Ok, il flinguait, humiliait, décidait tout seul, piquait des colères odieuses, se droitisait à mesure qu’il prenait de l’âge, se méfiait de tout le monde, devenait parfois la caricature de lui-même. Il aurait dû partager le pouvoir, la jouer différemment cette fois, s’appliquer à lui-même cet humanisme lyonnais dont il se réclamait en permanence. Mais à avoir été trop souvent trahi, on devient vite aigri.
Il sort par la petite porte, sous les quolibets, après un dernier dérapage et une raclée monumentale.
Tant pis, tant mieux, on verra bien.
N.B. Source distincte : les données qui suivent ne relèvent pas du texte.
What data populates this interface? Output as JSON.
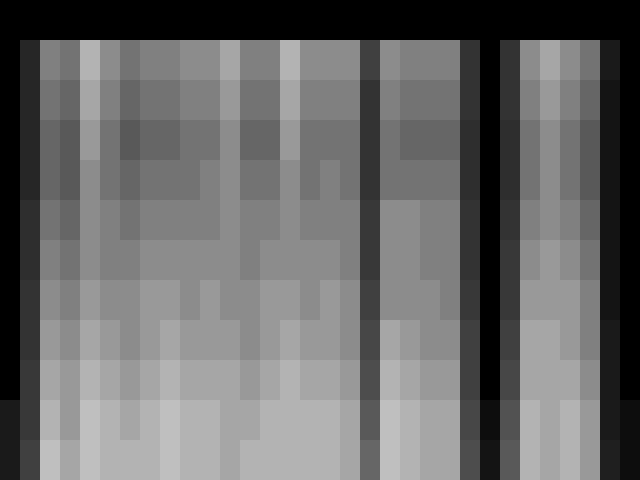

Mais j’ai vu tellement de courtisans baver dans son sillage depuis 20 ans que je trouve, non pas la défaite, mais les commentaires souvent déplacés et injustes. Car il laisse un bilan qui pourrait inspirer beaucoup d’édiles.
Visionnaire, bâtisseur, avant-gardiste (oui, même en matière environnementale), son empreinte est immense et il a changé totalement la physionomie de cette ville et l’a fait rayonner comme jamais.
Fallait juste savoir conclure en beauté.
Passé un moment de disgrâce bien mérité (avec tous ses commentaires hargneux), on chantera ses louanges à Lyon pendant des décennies (tel un Chirac bosseur).
On parie ? »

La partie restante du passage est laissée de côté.